UNITED STATES DISTRICT COURT SOUTHERN DISTRICT OF CALIFORNIA


August 14, 2009

WILLIAM CHEN, ON BEHALF OF HIMSELF AND ALL OTHER SIMILARLY SITUATED, PLAINTIFF,
v.
AMPCO SYSTEM PARKING, ETC., ET AL., DEFENDANTS.

The opinion of the court was delivered by: Jan M. Adler U.S. Magistrate Judge

ORDER GRANTING IN PART AND DENYING IN PART PLAINTIFF'S MOTION TO COMPEL DISCOVERY FROM RELATED STATE CASES

INTRODUCTION

This case is a "collective action" brought by Plaintiff William Chen ("Chen") under the Fair Labor Standards Act ("FLSA"), 29 USC 216(b), for himself and on behalf of other similarly situated employees of Ampco Systems Parking ("Ampco"). Chen contends that Ampco had a company-wide practice of requiring him and other hourly-paid parking lot attendant employees to clock in and out at their scheduled shifts, but compelling them to work off the clock, before and after their shifts, without pay. Plaintiff seeks to recover unpaid wages for hours he and other similarly situated Ampco employees worked.

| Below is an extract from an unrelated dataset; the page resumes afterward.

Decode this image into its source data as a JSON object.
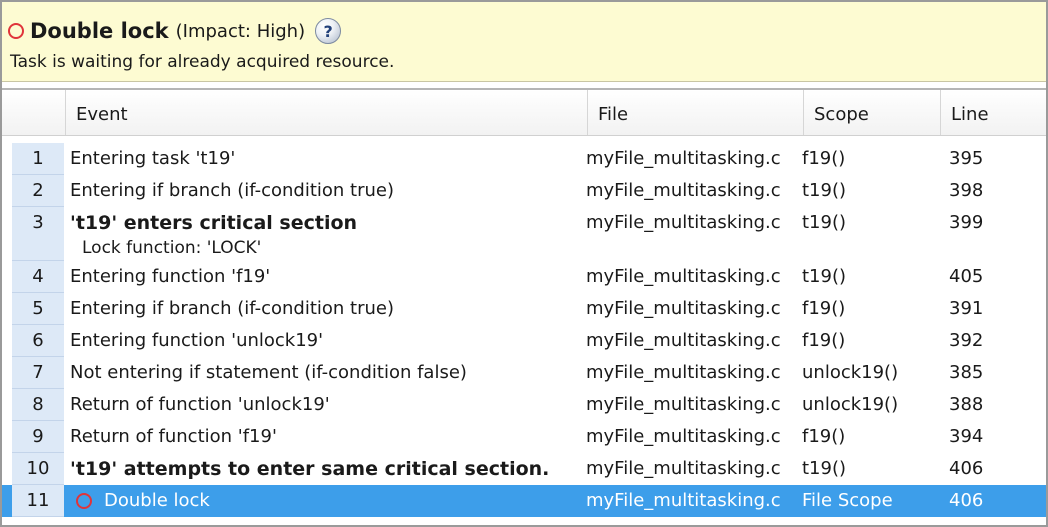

On July 14, 2009, the parties conducted a telephonic discussion with the undersigned's law clerk regarding Plaintiff's request to compel discovery from four related state cases brought against Ampco -- Diaz, Morales, Reyes and Baylon (the "state cases").*fn1 The Court further discussed this issue with the parties during a Case Management Conference on July 17, 2009 at 3:30 p.m. [Doc. 43] On July 24 and July 31, the parties provided the Court letter briefs in support of their respective positions. For the reasons set forth below, Plaintiff's request to compel Defendant to produce discovery from the state cases is GRANTED in part -- Defendant shall produce the deposition transcripts of the two named plaintiffs in the pending state cases (Doc. Req. No. 7). Plaintiff's request for additional discovery regarding the state cases (Doc. Req. Nos. 2, 5, 6, 7) is DENIED.

LEGAL STANDARD

Under Fed. R. Civ. P. 37(a)(3)(B), a party can move to compel discovery when the opposing party fails to comply with discovery requests made pursuant to Fed. R. Civ. P. 30(b)(6) 34. Fed. R. Civ. P. 26(b)(1) allows discovery of "any matter, not privileged, that is relevant to the claim or defense of any party." The Court must limit the discovery otherwise where "the burden or expense of the proposed discovery outweighs its likely benefit, considering the needs of the case, the amount in controversy, the parties' resources, the importance of the issues at stake in the action, and the importance of the discovery in resolving the issues." Fed. R. Civ. P. 26(b)(2)(C).

PLAINTIFF'S MOTION TO COMPEL DISCOVERY FROM FOUR RELATED CASES IS GRANTED IN PART AND DENIED IN PART

A. Only Limited Discovery Is Permitted Prior To Conditional Certification

As stated in the Court's previous order denying Plaintiff's motion to compel further discovery regarding his Rule 30(b)(6) deposition notices [Doc. No. 42], while "some limited discovery is appropriate prior to certification [in an FLSA action] unlimited discovery is not warranted." Acevedo v. Ace Coffee Bar, Inc., 248 F.R.D. 550, 553-556 (N.D. Ill. 2008) (allowing plaintiff to proceed with limited discovery prior to provisional certification); see also Morden v. T-Mobile USA, Inc., 2006 U.S. Dist. LEXIS 42047, *4-6 (W.D. Wash., June 22, 2006) (permitting "limited discovery necessary for defining the proposed class" prior to conditional certification). When and if Plaintiff obtains conditional certification, he will be entitled to broader discovery regarding whether the putative class members are "similarly situated," and therefore eligible for collective treatment under the FLSA. Rosen, Rothstein, Aspen et al., Rutter Group Prac. Guide: Federal Employment Litigation (The Rutter Group 2009).

B. The Discovery Requests

Document Request No. 2 asks Defendant to produce all statements and declarations that relate or refer to the state cases.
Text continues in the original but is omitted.